Published on September 5th, 2010 | by Babar Bhatti5
Wireless Carriers and Electronics Shortage
It is interesting to note that while some telecom equipment makers are struggling, others are are unable to meet consumer demand. Interestingly, hand set makers are in a similar situation as well esp with popular models. WSJ reported in an article that wireless carriers are having trouble due to electronic-parts shortage.
A shortage of electronics parts is curbing sales at telecommunications-equipment makers, forcing them to scramble for supplies as manufacturers that slashed production fail to restore capacity fast enough.

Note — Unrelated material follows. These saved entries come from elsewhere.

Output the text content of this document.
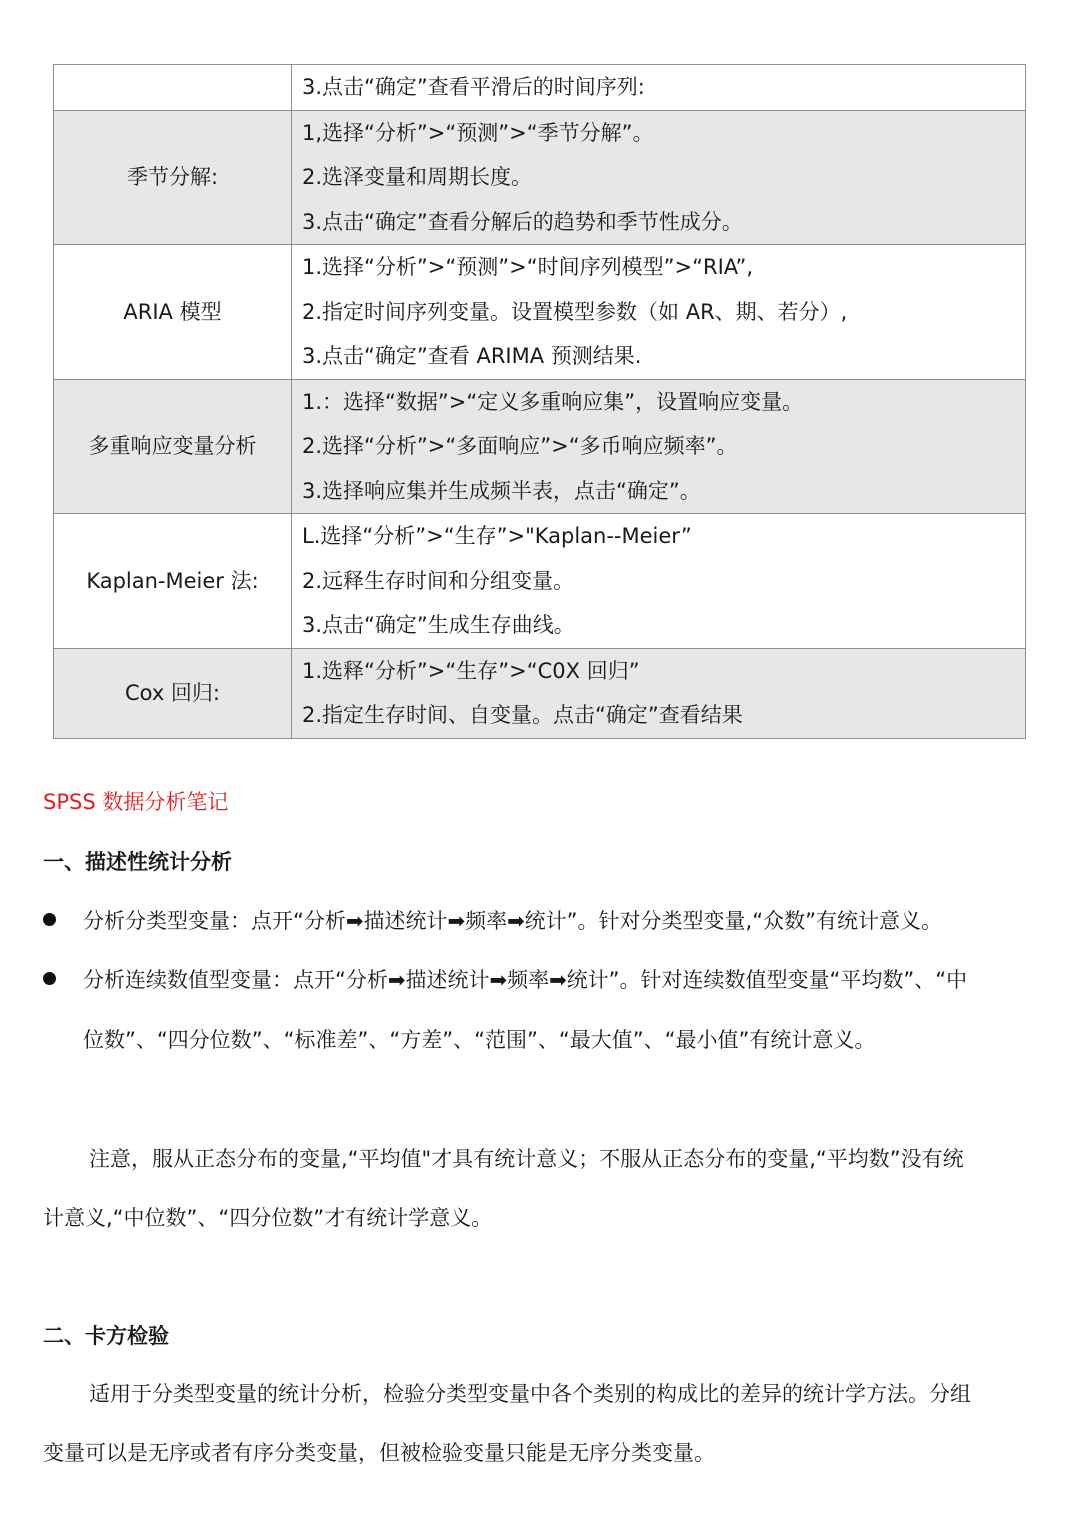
	3.点击“确定”查看平滑后的时间序列:

季节分解:	1,选择“分析”>“预测”>“季节分解”。
2.选泽变量和周期长度。
3.点击“确定”查看分解后的趋势和季节性成分。

ARIA 模型	1.选择“分析”>“预测”>“时间序列模型”>“RIA”,
2.指定时间序列变量。设置模型参数（如 AR、期、若分）,
3.点击“确定”查看 ARIMA 预测结果.

多重响应变量分析	1.：选择“数据”>“定义多重响应集”，设置响应变量。
2.选择“分析”>“多面响应”>“多币响应频率”。
3.选择响应集并生成频半表，点击“确定”。

Kaplan-Meier 法:	L.选择“分析”>“生存”>"Kaplan--Meier”
2.远释生存时间和分组变量。
3.点击“确定”生成生存曲线。

Cox 回归:	1.选释“分析”>“生存”>“C0X 回归”
2.指定生存时间、自变量。点击“确定”查看结果
SPSS 数据分析笔记
一、描述性统计分析
分析分类型变量：点开“分析➡描述统计➡频率➡统计”。针对分类型变量,“众数”有统计意义。
分析连续数值型变量：点开“分析➡描述统计➡频率➡统计”。针对连续数值型变量“平均数”、“中
位数”、“四分位数”、“标准差”、“方差”、“范围”、“最大值”、“最小值”有统计意义。
注意，服从正态分布的变量,“平均值"才具有统计意义；不服从正态分布的变量,“平均数”没有统
计意义,“中位数”、“四分位数”才有统计学意义。
二、卡方检验
适用于分类型变量的统计分析，检验分类型变量中各个类别的构成比的差异的统计学方法。分组
变量可以是无序或者有序分类变量，但被检验变量只能是无序分类变量。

Telecom-gear firms say they are hunting for new suppliers, paying higher prices for components and rushing deliveries by plane. Parts suppliers are hiring more workers, deferring plans to shut factories and rationing parts to their best customers—but demand still outstrips supply.

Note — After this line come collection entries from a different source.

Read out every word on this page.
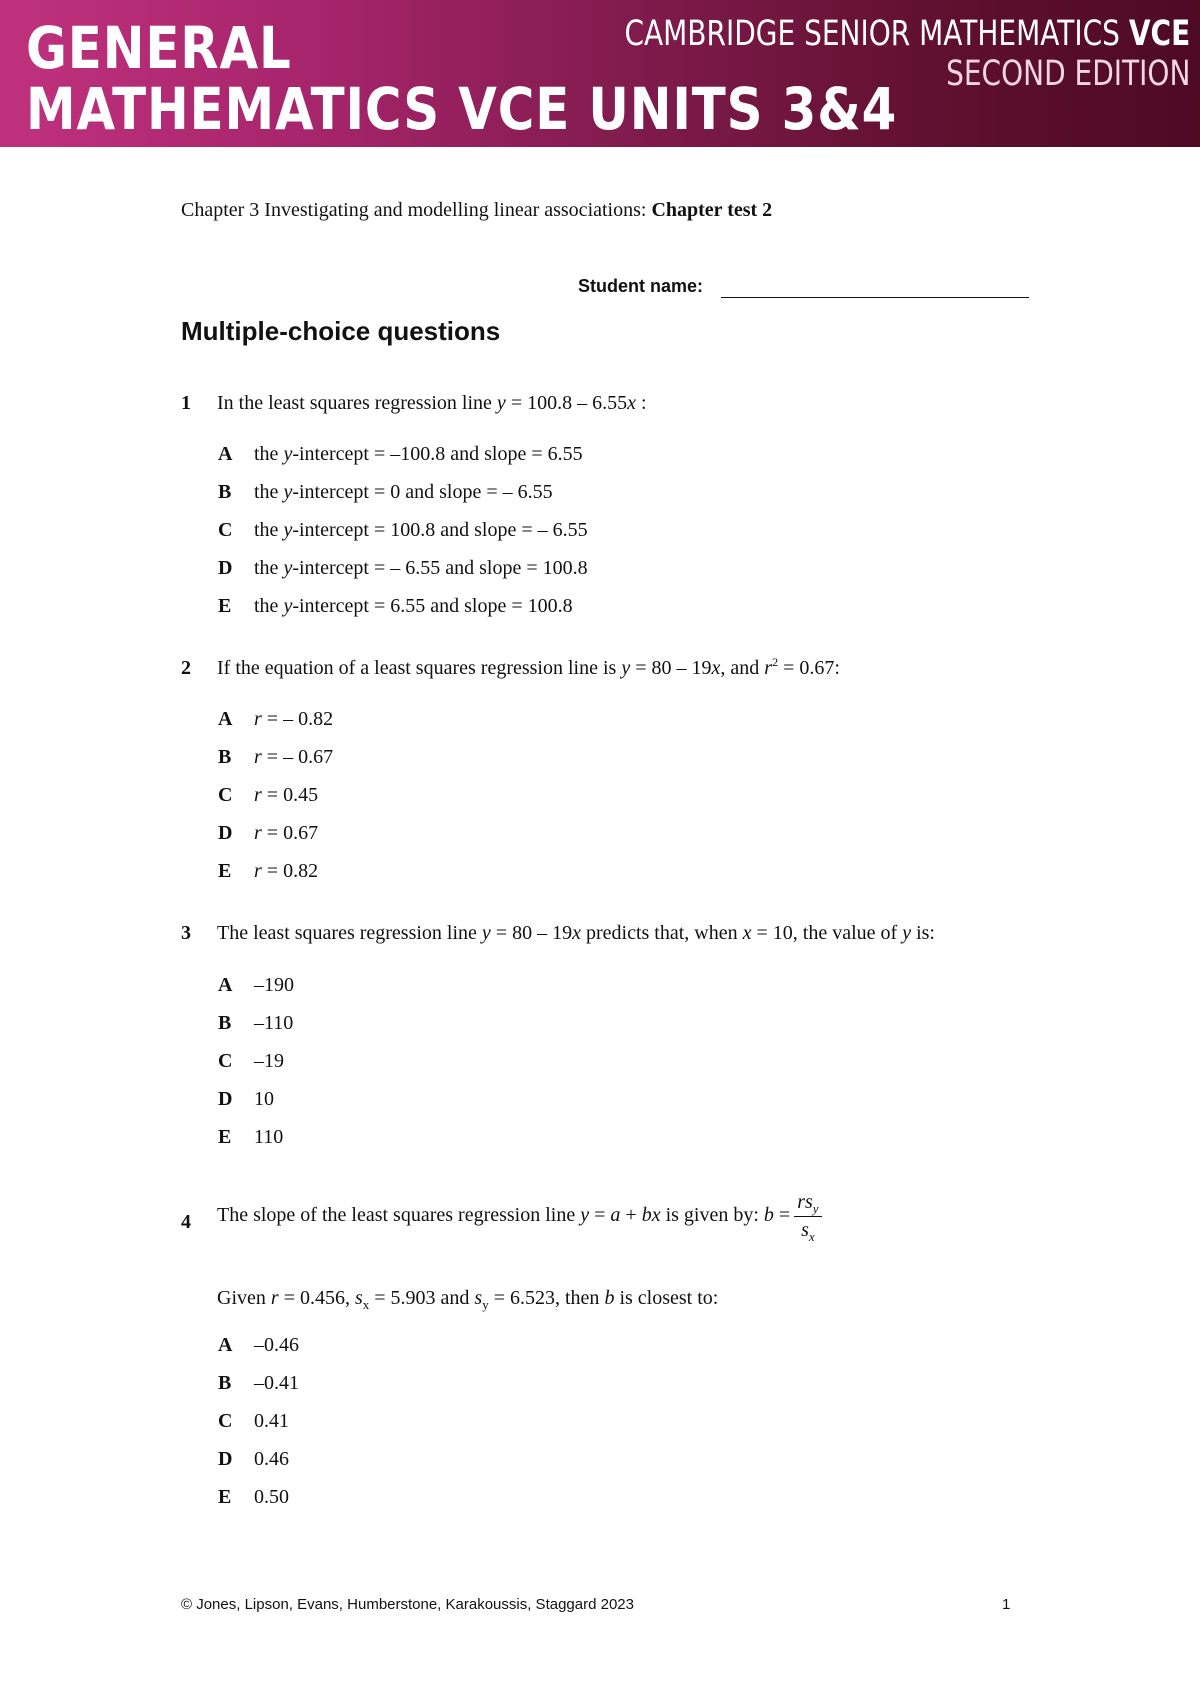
GENERAL
MATHEMATICS VCE UNITS 3&4
CAMBRIDGE SENIOR MATHEMATICS VCE
SECOND EDITION
Chapter 3 Investigating and modelling linear associations: Chapter test 2
Student name:
Multiple-choice questions
1 In the least squares regression line y = 100.8 – 6.55x :
A the y-intercept = –100.8 and slope = 6.55
B the y-intercept = 0 and slope = – 6.55
C the y-intercept = 100.8 and slope = – 6.55
D the y-intercept = – 6.55 and slope = 100.8
E the y-intercept = 6.55 and slope = 100.8
2 If the equation of a least squares regression line is y = 80 – 19x, and $r^2 = 0.67$:
A r = – 0.82
B r = – 0.67
C r = 0.45
D r = 0.67
E r = 0.82
3 The least squares regression line y = 80 – 19x predicts that, when x = 10, the value of y is:
A –190
B –110
C –19
D 10
E 110
4 The slope of the least squares regression line y = a + bx is given by: $b = \frac{rs_y}{s_x}$
Given r = 0.456, $s_x = 5.903$ and $s_y = 6.523$, then b is closest to:
A –0.46
B –0.41
C 0.41
D 0.46
E 0.50
© Jones, Lipson, Evans, Humberstone, Karakoussis, Staggard 2023	1
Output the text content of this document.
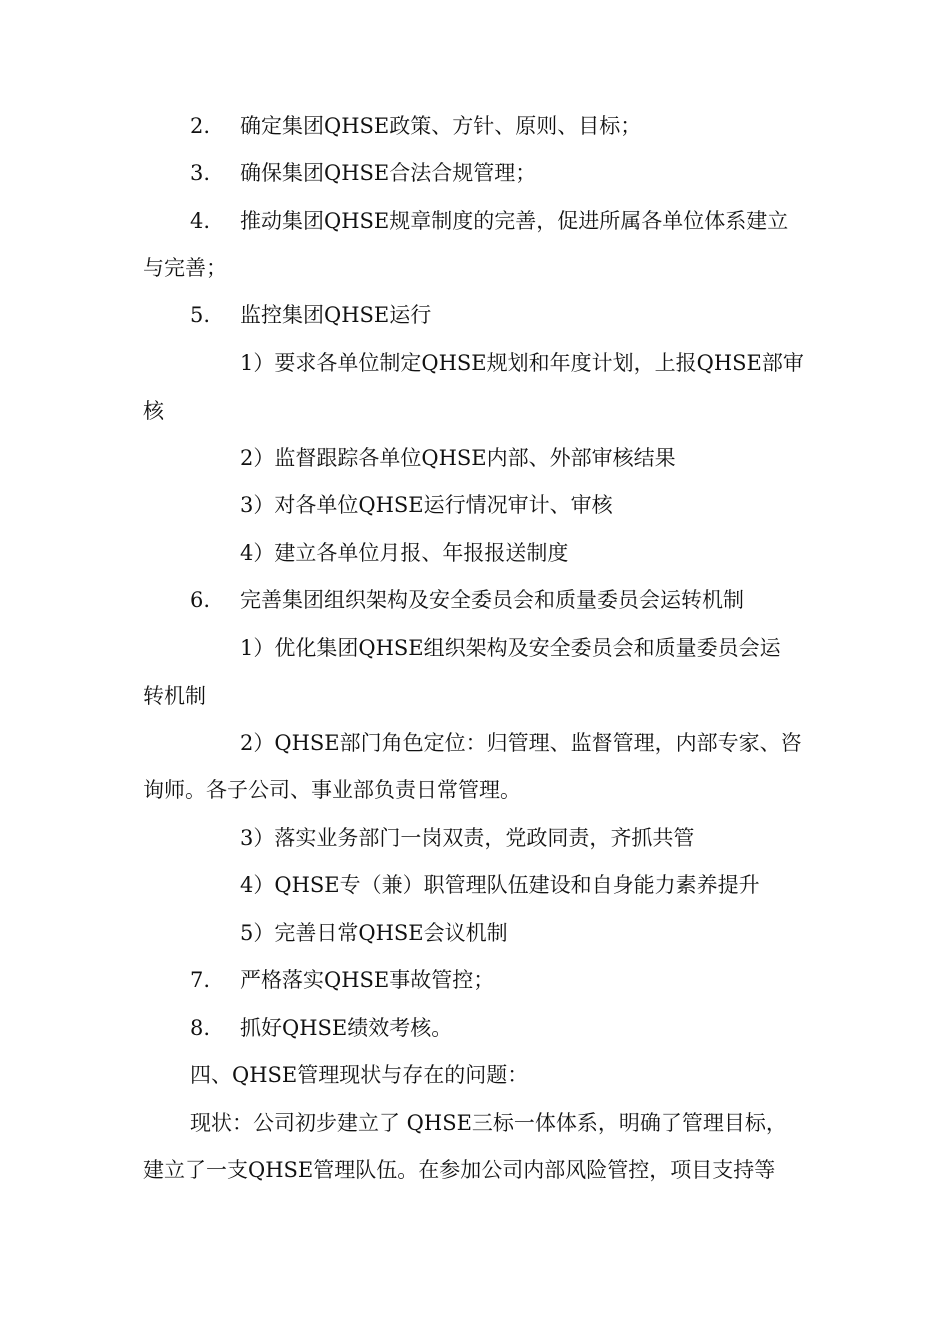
2. 确定集团QHSE政策、方针、原则、目标；
3. 确保集团QHSE合法合规管理；
4. 推动集团QHSE规章制度的完善，促进所属各单位体系建立
与完善；
5. 监控集团QHSE运行
1）要求各单位制定QHSE规划和年度计划，上报QHSE部审
核
2）监督跟踪各单位QHSE内部、外部审核结果
3）对各单位QHSE运行情况审计、审核
4）建立各单位月报、年报报送制度
6. 完善集团组织架构及安全委员会和质量委员会运转机制
1）优化集团QHSE组织架构及安全委员会和质量委员会运
转机制
2）QHSE部门角色定位：归管理、监督管理，内部专家、咨
询师。各子公司、事业部负责日常管理。
3）落实业务部门一岗双责，党政同责，齐抓共管
4）QHSE专（兼）职管理队伍建设和自身能力素养提升
5）完善日常QHSE会议机制
7. 严格落实QHSE事故管控；
8. 抓好QHSE绩效考核。
四、QHSE管理现状与存在的问题：
现状：公司初步建立了 QHSE三标一体体系，明确了管理目标，
建立了一支QHSE管理队伍。在参加公司内部风险管控，项目支持等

The problem stems from the recession, when electronics-component manufacturers scaled back production. That created fewer parts to sell to companies, such as Alcatel-Lucent SA and Telefon AB L.M. Ericsson, that make network equipment for wireless carriers.
In recent months, demand for that equipment has accelerated, as wireless carriers need it to increase their network capacity. The proliferation of smartphones is taxing wireless carriers’ existing networks, and the shortages are mainly of basic parts used in equipment to build and upgrade network capacity.
In April, Ericsson said first-quarter sales, which fell 9%, were “impacted by tight industry component supply conditions.” Equipment-supply constraints have hurt AT&T Inc.’s ability to improve its wireless network; the firm recently said it doesn’t expect those constraints to ease until the end of summer.
Shortages aren’t limited to network-equipment parts. Verizon Wireless CEO Lowell McAdam said in May that a shortage of screens produced by Samsung Electronics Co. is hurting sales of its HTC Droid Incredible phone. More recently, he said he expects the company will be able to meet demand for the phone within the next 30 to 60 days as shortages get corrected.
At Alcatel-Lucent, CEO Ben Verwaayen said in a first-quarter earnings statement in May that the telecom-gear maker wasn’t able to “fully satisfy customer demand for our products due to tightening components availability.”
Nick DeTura, vice president for supply chain and logistics in the Americas for Alcatel, said he began to notice parts including integrated circuits, transistors and power supplies—which are used to make wireless base stations, routers and switches—becoming more scarce in the fourth quarter.
Now, Mr. DeTura said there is a 50% to 150% increase in the time it takes his suppliers to fill orders for certain components. He is looking for additional suppliers, offering to pay higher prices for components and having parts delivered to him by plane rather than ship, a move that can cost millions of dollars in extra charges over the course of a quarter, he said.
Alcatel is also creating “buffer stocks” of components that are still available, buying 1,000 units when it would normally buy 10, in case the shortage spreads. Alcatel has even redeployed some of its ow$n staffers to help suppliers identify ways to increase and accelerate output.
“We’re doing everything we can…to get as much as we can of the component-shortage problem rectified in the shortest period of time,” Mr. DeTura said.
Alcatel and Ericsson declined to identify which suppliers are struggling to meet demand. Several Chinese components makers shut factories in the recession and have been slow to restore capacity. More broadly, suppliers now are adding shifts and hiring workers, but analysts say it could be three to four months before they get backup to speed.
STMicroelectronics NV closed a Dallas factory that made analog chips in 2009 and cut capacity in half at a Phoenix factory. The company expects the Phoenix plant to close by the end of 2010, but it is now redeploying equipment to other locations in order to avoid losing capacity, said Alain Dutheil, chief operating officer, and has already redeployed the Dallas equipment.
Texas Instruments Inc., which makes analog chips, has moved aggressively to ramp capacity back up. During the downturn, it laid off workers and idled portions of some factories for several weeks in the first quarter of 2009 to slow production after orders dropped 42% in the last quarter of 2008, said Gregg Lowe, senior vice president of analog at TI.
But as demand for chips started to increase in the second quarter of 2009, TI began hiring 2,500 manufacturing workers and installing new factory equipment. TI says its capacity is now 20% higher than its predownturn peak.